A concentração na Vila Casoni foi feita na praça Princesa Izabel. O padre Romão Antônio Martini Martins benzeu as folhas e lembrou que o Domingo de Ramos foi o dia em que Jesus Cristo saiu do monte das Oliveiras, montado em jumentinho, rumo à cidade de Jerusalém onde foi saudado com galhos de oliveira por milhares de seguidores e aclamado como Rei, filho de Davi. ''Foi um ato de amor'', apontou o padre, já que Jesus sabia que corria risco de morte caso entrasse na cidade sagrada. Cinco dias depois, na sexta-feira, Cristo foi crucificado.
Desde então, a data passou a ter um significado especial para os católicos, que persiste até hoje. Na Vila Casoni, a celebração ocorre desde a fundação da paróquia, em 1945. A aposentada Julieta Martins, 79 anos, era uma das mais emocionadas. Contou que sua família foi uma das fundadoras da igreja e ela contribuiu pessoalmente com a construção do primeiro altar dedicado à Nossa Senhora da Paz. ''Para mim é uma alegria muito grande e um dia muito especial'', emocionou-se.

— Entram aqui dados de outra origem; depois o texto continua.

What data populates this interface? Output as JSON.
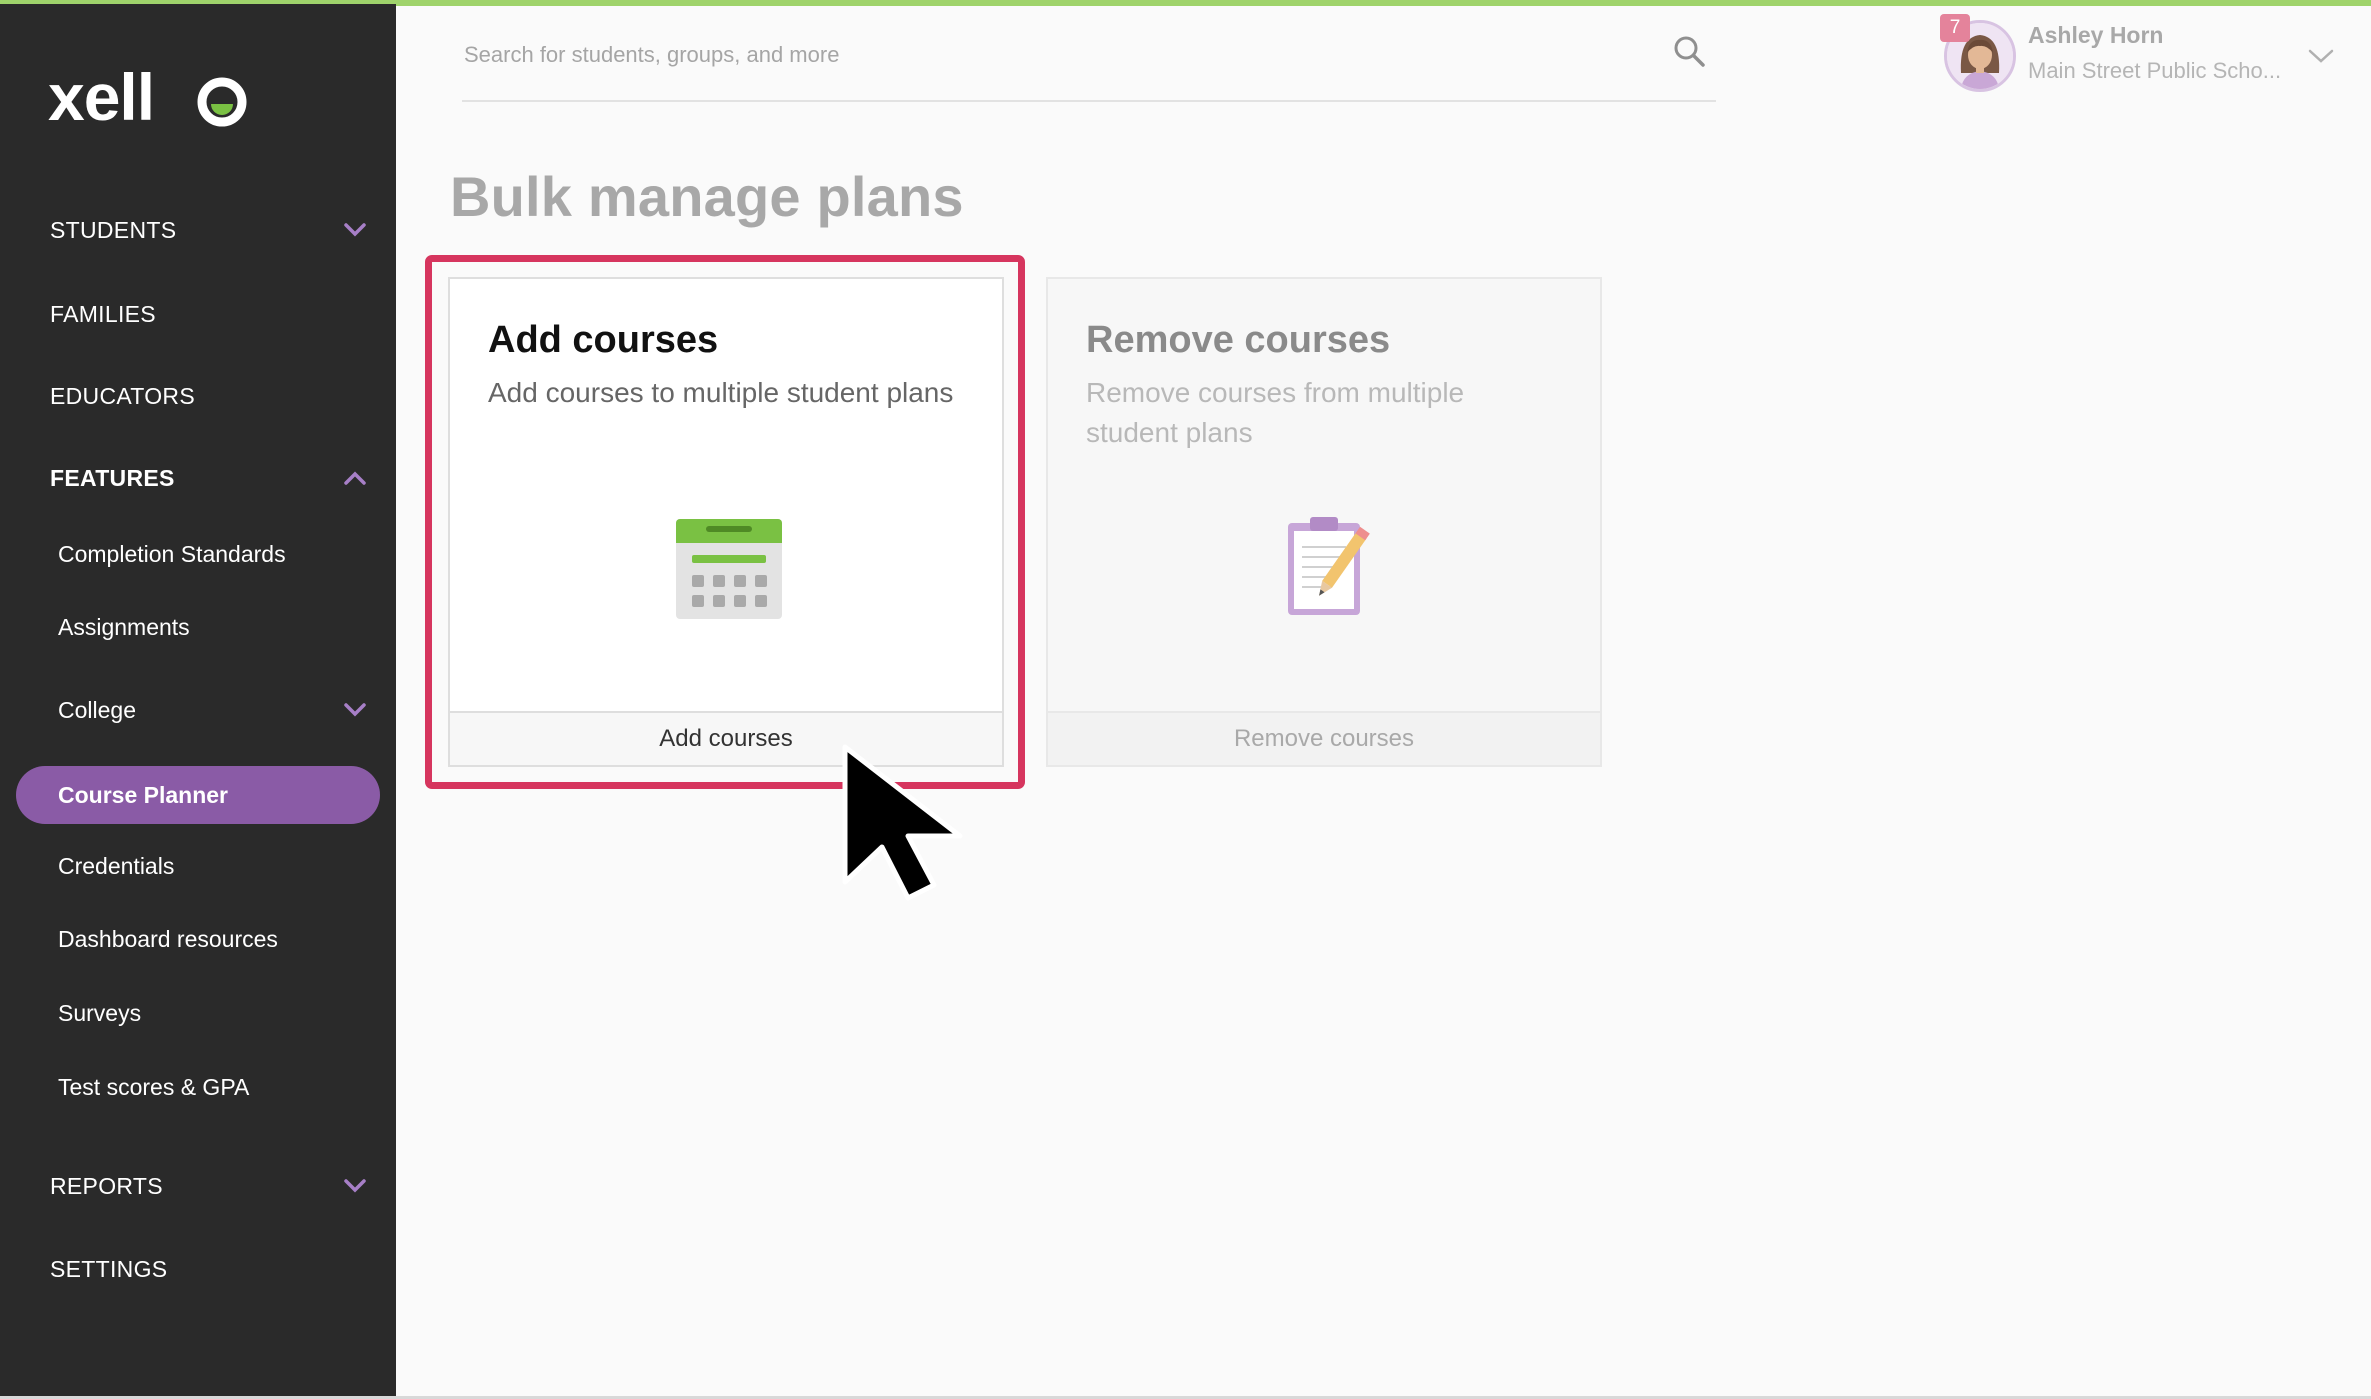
{
  "app": {
    "logo_text": "xello"
  },
  "header": {
    "search_placeholder": "Search for students, groups, and more",
    "user": {
      "name": "Ashley Horn",
      "school": "Main Street Public Scho...",
      "notification_count": "7"
    }
  },
  "sidebar": {
    "students": "STUDENTS",
    "families": "FAMILIES",
    "educators": "EDUCATORS",
    "features": "FEATURES",
    "features_items": {
      "completion_standards": "Completion Standards",
      "assignments": "Assignments",
      "college": "College",
      "course_planner": "Course Planner",
      "credentials": "Credentials",
      "dashboard_resources": "Dashboard resources",
      "surveys": "Surveys",
      "test_scores": "Test scores & GPA"
    },
    "reports": "REPORTS",
    "settings": "SETTINGS"
  },
  "main": {
    "title": "Bulk manage plans",
    "cards": [
      {
        "title": "Add courses",
        "description": "Add courses to multiple student plans",
        "action": "Add courses",
        "icon": "calendar-icon"
      },
      {
        "title": "Remove courses",
        "description": "Remove courses from multiple student plans",
        "action": "Remove courses",
        "icon": "clipboard-pencil-icon"
      }
    ]
  },
  "colors": {
    "sidebar_bg": "#2a2a2a",
    "accent_purple": "#8a5ba6",
    "highlight_red": "#d6355e",
    "accent_green": "#7ac143"
  }
}
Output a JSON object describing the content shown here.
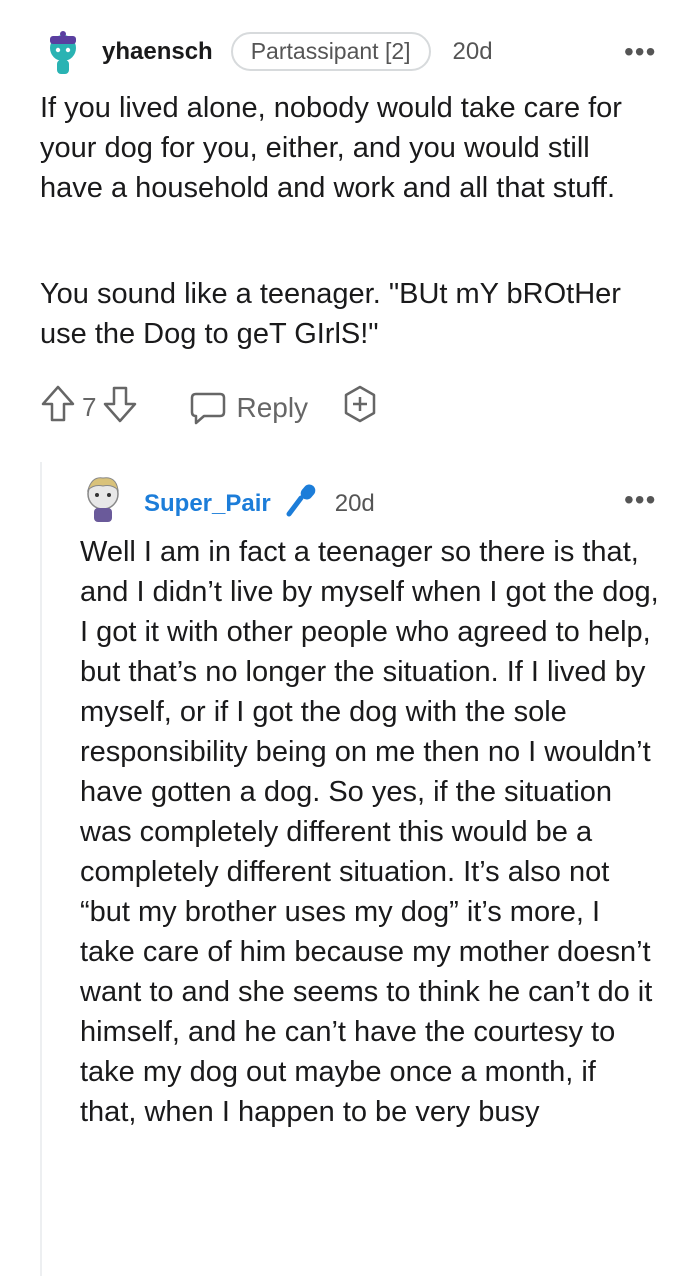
{
  "comment": {
    "username": "yhaensch",
    "flair": "Partassipant [2]",
    "time": "20d",
    "more_icon": "more-dots-icon",
    "paragraphs": [
      "If you lived alone, nobody would take care for your dog for you, either, and you would still have a household and work and all that stuff.",
      "You sound like a teenager. \"BUt mY bROtHer use the Dog to geT GIrlS!\""
    ],
    "vote_count": "7",
    "reply_label": "Reply"
  },
  "reply": {
    "username": "Super_Pair",
    "time": "20d",
    "body": "Well I am in fact a teenager so there is that, and I didn’t live by myself when I got the dog, I got it with other people who agreed to help, but that’s no longer the situation. If I lived by myself, or if I got the dog with the sole responsibility being on me then no I wouldn’t have gotten a dog. So yes, if the situation was completely different this would be a completely different situation. It’s also not “but my brother uses my dog” it’s more, I take care of him because my mother doesn’t want to and she seems to think he can’t do it himself, and he can’t have the courtesy to take my dog out maybe once a month, if that, when I happen to be very busy"
  },
  "colors": {
    "reply_username": "#1c7dd9",
    "text": "#1a1a1b",
    "muted": "#555555"
  }
}
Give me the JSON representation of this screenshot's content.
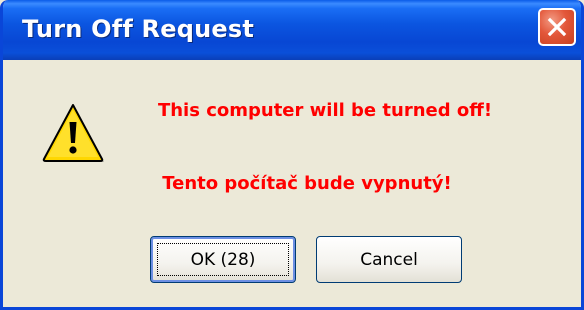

O aposentado José Branco, 73 anos, também faz questão de acompanhar anualmente a peregrinação pelas ruas do bairro durante o Domingo de Ramos. ''É uma data muito bonita porque é o dia do Senhor e isso para os católicos representa bastante'', afirmou. A procissão também é feita todos os anos pela dona-de-casa Ilda de Oliveira, 60 anos. ''O povo todo já espera para benzer os ramos e depois seguir para assistir a missa'', falou.
A data foi lembrada pela Igreja Católica brasileira em artigo publicado no site da Confederação Nacional dos Bispos do Brasil (CNBB), presidida pelo cardeal Dom Geraldo Majella Agnelo, ex-arcebispo de Londrina. Em um texto relativo à celebração, o arcebispo metropolitano de Juiz de Fora (MG), Dom Eurico dos Santos Veloso, ressaltou que os cristãos não devem se limitar a apenas relembrar o fato histórico, porque ''todo o mistério da Redenção é permanente''.
O religioso também comentou que assim como no passado, quando muitos não confessavam o Cristo para não serem expulsos das sinagogas ''(hoje diríamos sociedade), pois amaram mais a glória dos homens que a de Deus'', isso também acontece nos dias de hoje. ''Calamo-nos nos atentados contra a Lei de Deus, nos atentados à vida de nossos irmãos, até mesmo ainda não nascidos, indefesos'', criticou o arcebispo numa clara referência sobre a discussão relativa à legalização do aborto no País.